The pasta sauce with vegetables is a tasty vegetable dish and lightweight, ideal for those who must follow a low calorie diet.

Among the ingredients used to make this recipe is found in tofu sauce and soy, an excellent source of protein, vitamins, iron, calcium and other important minerals, with the advantage that they have very few calories.

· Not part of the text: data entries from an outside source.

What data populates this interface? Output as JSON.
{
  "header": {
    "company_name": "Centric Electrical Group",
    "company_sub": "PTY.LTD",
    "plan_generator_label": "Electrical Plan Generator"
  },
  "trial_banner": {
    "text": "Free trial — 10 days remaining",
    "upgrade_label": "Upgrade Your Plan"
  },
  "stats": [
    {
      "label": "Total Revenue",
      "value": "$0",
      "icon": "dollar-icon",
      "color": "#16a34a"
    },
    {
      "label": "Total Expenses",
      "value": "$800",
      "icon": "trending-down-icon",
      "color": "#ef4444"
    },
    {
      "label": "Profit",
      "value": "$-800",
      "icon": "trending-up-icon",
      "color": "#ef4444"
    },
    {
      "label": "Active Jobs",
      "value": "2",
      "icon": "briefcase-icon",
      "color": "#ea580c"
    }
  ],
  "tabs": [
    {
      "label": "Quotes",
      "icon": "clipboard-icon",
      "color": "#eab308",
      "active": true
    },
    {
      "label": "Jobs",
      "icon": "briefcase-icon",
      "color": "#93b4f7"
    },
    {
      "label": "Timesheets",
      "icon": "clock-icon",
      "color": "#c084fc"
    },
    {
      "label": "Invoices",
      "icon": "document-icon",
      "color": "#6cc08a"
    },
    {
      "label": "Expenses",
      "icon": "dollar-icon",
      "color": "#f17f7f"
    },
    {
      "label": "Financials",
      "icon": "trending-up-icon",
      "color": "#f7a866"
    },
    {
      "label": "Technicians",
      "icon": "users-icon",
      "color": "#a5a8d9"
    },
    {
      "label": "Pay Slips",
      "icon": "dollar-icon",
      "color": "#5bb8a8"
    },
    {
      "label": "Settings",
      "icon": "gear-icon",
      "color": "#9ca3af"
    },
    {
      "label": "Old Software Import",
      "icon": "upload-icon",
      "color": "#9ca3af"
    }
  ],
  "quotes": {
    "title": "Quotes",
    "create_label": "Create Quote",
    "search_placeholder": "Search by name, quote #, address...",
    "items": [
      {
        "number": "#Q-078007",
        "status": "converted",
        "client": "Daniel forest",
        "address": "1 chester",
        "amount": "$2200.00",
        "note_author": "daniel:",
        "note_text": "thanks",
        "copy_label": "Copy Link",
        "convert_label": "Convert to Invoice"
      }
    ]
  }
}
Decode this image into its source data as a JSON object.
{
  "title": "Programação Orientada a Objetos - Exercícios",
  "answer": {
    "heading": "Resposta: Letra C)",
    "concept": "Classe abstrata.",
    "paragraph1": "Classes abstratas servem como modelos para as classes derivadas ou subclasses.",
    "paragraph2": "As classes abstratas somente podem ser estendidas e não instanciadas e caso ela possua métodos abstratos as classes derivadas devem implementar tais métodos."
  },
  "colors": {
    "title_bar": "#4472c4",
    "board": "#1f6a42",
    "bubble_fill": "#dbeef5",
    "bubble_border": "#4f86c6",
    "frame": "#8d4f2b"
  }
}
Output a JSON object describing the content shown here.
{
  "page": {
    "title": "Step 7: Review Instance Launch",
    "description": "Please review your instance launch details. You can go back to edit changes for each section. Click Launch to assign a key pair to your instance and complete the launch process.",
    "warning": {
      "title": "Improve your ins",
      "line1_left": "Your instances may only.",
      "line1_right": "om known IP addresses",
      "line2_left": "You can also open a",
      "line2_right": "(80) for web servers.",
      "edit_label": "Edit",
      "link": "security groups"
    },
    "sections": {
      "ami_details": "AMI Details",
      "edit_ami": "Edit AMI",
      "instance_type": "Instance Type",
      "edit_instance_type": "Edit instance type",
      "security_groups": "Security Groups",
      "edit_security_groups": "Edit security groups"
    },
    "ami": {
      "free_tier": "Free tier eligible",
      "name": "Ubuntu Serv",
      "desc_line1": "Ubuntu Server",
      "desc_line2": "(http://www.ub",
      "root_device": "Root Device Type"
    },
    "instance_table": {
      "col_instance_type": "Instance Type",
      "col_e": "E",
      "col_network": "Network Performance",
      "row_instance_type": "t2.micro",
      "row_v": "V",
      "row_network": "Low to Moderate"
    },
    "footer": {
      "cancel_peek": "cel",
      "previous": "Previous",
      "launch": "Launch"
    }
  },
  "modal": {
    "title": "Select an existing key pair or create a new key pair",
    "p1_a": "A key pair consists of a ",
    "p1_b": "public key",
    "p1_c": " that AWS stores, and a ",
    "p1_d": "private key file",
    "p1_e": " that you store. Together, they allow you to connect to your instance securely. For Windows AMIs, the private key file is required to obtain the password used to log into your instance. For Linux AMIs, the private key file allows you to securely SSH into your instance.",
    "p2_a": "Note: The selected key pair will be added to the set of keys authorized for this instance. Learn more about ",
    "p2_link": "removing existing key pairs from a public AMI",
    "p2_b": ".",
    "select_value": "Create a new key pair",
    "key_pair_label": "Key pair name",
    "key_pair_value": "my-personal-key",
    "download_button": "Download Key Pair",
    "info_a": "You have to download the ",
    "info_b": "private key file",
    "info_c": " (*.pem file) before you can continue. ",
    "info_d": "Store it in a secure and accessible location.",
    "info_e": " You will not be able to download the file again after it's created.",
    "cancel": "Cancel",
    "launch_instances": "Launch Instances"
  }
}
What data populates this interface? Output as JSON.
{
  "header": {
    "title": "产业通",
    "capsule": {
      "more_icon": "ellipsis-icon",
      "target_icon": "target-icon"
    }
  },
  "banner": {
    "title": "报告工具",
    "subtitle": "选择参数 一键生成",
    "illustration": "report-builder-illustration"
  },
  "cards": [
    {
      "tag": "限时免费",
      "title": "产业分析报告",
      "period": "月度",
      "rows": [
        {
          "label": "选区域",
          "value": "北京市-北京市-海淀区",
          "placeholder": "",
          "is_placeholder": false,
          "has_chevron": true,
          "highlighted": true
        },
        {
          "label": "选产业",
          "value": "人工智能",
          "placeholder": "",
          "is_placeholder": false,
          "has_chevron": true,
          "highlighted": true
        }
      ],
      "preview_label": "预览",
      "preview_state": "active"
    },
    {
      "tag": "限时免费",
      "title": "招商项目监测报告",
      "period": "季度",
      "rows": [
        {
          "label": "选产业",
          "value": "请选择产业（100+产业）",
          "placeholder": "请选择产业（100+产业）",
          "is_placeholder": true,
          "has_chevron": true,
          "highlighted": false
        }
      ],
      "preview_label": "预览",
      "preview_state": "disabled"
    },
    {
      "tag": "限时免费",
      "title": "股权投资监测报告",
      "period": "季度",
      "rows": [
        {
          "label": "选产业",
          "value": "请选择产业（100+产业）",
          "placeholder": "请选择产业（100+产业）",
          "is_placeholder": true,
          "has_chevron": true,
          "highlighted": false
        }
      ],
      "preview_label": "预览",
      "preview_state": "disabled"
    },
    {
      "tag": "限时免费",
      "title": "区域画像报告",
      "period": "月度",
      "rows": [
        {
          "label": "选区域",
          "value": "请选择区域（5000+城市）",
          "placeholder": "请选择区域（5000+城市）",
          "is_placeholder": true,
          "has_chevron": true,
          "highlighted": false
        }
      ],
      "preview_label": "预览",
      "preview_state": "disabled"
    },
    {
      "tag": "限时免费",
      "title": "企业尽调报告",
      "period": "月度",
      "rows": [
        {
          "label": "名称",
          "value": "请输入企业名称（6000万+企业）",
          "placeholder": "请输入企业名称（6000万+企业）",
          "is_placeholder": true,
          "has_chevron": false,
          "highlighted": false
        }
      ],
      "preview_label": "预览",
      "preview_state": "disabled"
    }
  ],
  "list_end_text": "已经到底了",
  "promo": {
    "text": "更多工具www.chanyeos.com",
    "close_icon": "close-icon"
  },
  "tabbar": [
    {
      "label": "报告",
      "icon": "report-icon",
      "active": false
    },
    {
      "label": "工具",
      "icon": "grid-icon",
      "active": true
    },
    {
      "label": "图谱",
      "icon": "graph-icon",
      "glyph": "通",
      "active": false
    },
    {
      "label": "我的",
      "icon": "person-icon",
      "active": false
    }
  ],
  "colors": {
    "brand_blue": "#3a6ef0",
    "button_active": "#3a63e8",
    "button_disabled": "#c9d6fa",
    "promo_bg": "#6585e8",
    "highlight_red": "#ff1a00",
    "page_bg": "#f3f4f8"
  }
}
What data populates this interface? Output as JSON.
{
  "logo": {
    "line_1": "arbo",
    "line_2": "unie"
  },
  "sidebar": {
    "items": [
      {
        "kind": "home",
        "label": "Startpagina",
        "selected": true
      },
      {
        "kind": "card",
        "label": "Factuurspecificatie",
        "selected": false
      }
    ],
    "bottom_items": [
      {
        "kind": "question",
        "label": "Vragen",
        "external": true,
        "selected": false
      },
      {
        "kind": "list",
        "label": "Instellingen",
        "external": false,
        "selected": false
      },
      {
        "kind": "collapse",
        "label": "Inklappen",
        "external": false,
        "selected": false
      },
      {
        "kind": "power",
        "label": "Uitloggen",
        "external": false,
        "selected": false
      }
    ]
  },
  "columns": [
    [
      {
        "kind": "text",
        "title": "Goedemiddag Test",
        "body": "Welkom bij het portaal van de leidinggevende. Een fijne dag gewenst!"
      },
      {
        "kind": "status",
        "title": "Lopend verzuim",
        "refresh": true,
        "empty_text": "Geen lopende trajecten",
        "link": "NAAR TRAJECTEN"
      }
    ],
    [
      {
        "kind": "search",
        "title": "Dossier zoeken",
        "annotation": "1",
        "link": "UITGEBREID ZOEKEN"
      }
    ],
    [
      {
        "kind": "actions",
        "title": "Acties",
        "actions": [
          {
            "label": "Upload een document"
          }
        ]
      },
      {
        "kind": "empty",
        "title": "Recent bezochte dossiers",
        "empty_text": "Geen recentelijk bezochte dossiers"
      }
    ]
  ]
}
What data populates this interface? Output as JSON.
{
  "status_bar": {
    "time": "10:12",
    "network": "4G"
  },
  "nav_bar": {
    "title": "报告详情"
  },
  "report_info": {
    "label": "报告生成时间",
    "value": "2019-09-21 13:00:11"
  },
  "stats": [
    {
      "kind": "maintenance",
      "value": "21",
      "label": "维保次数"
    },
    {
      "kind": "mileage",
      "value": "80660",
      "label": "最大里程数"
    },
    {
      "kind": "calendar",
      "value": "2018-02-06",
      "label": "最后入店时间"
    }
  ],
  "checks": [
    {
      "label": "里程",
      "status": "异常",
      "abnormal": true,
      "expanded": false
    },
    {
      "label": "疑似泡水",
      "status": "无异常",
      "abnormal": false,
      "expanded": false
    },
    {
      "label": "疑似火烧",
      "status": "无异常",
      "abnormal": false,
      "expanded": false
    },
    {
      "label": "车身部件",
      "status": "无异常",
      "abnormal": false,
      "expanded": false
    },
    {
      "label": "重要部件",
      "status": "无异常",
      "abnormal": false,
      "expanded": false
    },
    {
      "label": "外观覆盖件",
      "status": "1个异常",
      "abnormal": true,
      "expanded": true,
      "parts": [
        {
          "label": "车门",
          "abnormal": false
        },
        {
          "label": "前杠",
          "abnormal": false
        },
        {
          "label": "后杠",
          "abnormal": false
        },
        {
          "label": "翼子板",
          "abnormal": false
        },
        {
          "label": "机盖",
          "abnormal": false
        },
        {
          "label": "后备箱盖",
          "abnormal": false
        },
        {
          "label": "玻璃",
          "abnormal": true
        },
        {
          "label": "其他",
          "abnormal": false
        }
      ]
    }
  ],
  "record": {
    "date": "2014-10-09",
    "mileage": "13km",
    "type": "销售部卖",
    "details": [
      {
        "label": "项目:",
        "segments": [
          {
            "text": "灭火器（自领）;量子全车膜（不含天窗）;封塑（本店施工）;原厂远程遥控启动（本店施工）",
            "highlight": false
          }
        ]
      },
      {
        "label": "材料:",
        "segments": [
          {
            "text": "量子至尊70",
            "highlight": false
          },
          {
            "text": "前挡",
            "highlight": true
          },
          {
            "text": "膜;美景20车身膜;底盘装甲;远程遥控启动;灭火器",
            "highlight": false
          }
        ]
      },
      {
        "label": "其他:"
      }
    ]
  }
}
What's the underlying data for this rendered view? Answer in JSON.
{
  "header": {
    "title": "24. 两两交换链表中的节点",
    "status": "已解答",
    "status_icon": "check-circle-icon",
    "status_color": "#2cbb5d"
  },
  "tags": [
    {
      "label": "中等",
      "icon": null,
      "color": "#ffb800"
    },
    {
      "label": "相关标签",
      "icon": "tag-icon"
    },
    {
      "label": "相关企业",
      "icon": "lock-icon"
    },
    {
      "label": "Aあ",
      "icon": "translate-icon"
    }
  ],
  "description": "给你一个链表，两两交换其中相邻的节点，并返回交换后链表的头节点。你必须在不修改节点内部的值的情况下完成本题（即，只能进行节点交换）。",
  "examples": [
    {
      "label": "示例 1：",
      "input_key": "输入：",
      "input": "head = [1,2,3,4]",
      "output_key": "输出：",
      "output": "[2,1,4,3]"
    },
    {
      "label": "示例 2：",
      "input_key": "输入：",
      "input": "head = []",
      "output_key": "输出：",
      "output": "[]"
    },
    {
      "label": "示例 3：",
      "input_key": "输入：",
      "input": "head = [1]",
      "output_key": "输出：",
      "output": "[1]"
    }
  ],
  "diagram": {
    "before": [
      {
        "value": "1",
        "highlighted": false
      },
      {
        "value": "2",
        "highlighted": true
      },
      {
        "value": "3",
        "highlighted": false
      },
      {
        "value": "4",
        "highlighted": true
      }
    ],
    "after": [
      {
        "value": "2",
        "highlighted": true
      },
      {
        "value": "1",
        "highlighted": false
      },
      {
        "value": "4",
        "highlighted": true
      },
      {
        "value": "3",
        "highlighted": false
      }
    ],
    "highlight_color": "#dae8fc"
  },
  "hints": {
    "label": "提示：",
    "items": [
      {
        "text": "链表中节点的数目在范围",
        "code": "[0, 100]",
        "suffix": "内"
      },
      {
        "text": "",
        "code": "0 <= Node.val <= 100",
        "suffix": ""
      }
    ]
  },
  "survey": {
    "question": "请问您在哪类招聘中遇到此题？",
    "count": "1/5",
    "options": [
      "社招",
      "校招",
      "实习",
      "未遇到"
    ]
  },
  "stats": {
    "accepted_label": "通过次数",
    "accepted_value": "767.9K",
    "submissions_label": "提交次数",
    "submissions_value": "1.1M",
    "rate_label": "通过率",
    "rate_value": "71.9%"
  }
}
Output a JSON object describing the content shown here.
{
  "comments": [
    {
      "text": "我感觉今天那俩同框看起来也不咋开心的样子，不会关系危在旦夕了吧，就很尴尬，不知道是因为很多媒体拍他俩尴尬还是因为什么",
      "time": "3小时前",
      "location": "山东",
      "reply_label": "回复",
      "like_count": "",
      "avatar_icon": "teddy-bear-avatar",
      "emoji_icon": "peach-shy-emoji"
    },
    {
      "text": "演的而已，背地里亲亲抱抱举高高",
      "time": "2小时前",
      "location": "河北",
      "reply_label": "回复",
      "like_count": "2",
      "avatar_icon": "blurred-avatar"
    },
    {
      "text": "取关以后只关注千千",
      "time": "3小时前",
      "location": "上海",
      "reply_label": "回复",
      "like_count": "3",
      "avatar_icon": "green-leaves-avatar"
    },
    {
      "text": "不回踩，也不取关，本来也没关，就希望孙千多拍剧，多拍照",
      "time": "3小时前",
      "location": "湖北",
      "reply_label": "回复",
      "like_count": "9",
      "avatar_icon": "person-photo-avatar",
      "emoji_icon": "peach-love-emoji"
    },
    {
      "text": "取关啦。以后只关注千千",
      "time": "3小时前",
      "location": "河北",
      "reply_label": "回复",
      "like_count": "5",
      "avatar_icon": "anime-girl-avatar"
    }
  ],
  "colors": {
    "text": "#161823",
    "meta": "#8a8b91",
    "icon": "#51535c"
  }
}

Ingredients for Pasta with vegetables

  • 350 g of pasta
  • 50 grams of soy cheese
  • 50 g of soy
  • 1/2 cup dry white wine
  • 1 carrot
  • 1 onion
  • 1 stalk celery
  • 1 zucchini
  • 2 large ripe tomatoes
  • 1 sprig rosemary chopped clean and
  • extra virgin olive oil
  • salt and pepper



Preparation of Pasta with vegetables

First, it is necessary to soften the soybeans out for at least 30 minutes. Wash and dry all vegetables. Peel tomatoes, and after a brief immersion in boiling water, cut them in half, making sure to remove the seeds and excess water.

Reducing the meat into small pieces. Mark the carrot and zucchini. Peel the carrots and onion. Remove the base and side of the filament, where appropriate, of celery. Cut vegetables into cubes.

Let soften diced vegetables except tomatoes in a pan with 2 tablespoons oil for about 5 minutes, stirring occasionally. Adding soybeans and drain during 2 minutes. Put together with the wine and let evaporate.

Add the tofu and tomato paste. Adjust salt, season with plenty of freshly ground pepper and rosemary. Continue cooking for about 35 minutes over low heat, adding, if necessary, a few tablespoons of hot water or vegetable stock.

Meanwhile, the sauce is cooking, boil the pasta in the pan in plenty of boiling salted water for as long as on the container. Drain the pasta and pour into the pan with the sauce.